Paper Making Workshop
PARTICIPATE IN THE WORKSHOP
Turn Uniforms into Paper and War Experience into Art.
About Combat Paper
The story of the fiber, the blood, sweat and tears, the months of hardship and brutal violence are held within those old uniforms. The uniforms often become inhabitants of closets or boxes in the attic. Reshaping that association of subordination, of warfare and service, into something collective and beautiful is our inspiration. Drew Cameron, Director, Combat Paper
Coming home from war is a difficult thing. There is often much to account for as a survivor. A new language must be developed in order to express the magnitude and variety of the collective effect. Hand papermaking is the language of Combat Paper. By working in communities directly affected by warfare and using the uniforms and artifacts from their experiences, a transformation occurs and our collective language is born.
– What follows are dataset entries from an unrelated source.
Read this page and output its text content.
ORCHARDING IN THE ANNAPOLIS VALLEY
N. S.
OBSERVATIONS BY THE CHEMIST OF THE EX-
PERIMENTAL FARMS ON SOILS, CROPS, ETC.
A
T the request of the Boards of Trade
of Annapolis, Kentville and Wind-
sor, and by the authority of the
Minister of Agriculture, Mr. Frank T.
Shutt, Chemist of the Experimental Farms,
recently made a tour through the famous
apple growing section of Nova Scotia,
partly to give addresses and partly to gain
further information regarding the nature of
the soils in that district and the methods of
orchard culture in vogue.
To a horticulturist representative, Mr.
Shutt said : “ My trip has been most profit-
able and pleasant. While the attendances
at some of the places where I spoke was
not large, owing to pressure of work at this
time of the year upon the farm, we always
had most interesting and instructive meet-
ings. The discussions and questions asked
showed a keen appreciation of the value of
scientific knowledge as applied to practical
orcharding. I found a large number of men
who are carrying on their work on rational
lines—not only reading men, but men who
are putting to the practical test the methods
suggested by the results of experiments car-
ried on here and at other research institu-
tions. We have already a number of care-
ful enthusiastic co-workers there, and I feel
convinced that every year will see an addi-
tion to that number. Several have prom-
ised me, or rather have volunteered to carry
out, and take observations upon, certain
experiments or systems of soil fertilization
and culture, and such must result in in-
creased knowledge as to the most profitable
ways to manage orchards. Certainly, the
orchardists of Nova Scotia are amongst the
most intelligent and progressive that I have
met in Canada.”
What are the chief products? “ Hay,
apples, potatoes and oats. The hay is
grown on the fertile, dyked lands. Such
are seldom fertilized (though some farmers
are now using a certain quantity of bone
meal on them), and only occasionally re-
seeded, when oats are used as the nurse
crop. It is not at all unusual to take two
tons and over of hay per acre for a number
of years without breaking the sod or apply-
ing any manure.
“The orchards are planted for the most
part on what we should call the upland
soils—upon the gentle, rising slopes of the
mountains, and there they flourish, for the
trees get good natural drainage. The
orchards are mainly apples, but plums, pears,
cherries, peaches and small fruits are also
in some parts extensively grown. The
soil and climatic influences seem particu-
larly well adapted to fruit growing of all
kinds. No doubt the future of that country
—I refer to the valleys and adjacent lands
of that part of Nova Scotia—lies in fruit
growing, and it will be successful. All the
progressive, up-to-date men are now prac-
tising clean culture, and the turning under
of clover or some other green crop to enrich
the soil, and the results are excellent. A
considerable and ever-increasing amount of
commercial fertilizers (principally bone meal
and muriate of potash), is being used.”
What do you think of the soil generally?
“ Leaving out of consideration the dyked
Through papermaking workshops, veterans use their uniforms worn in service to create works of art. The uniforms are cut up, beaten into a pulp and formed into sheets of paper. Participants use the transformative process of papermaking to reclaim their uniforms as art and express their experiences with the military. The Combat Paper Project is based in San Francisco, CA with affiliate paper mills in New Jersey, New York and Nevada. The project has traveled across the US, and to Canada, England, Scotland, Northern Ireland and Kosovo.
Through ongoing participation in the papermaking process, we are broadening the traditional narrative surrounding the military experience and warfare. The work also generates a much-needed conversation between veterans and civilians regarding our collective responsibilities and shared understanding in war.
Drew Cameron and Nathan Lewis of Combat Paper will be working with students and the campus community to make pulp out of uniforms and turn it into paper. This paper will be the basis for further writing and art-making. Veterans are encouraged to bring in their uniforms. Through the creative process, all participants are able to express and share thoughts and feelings about the complexities of war.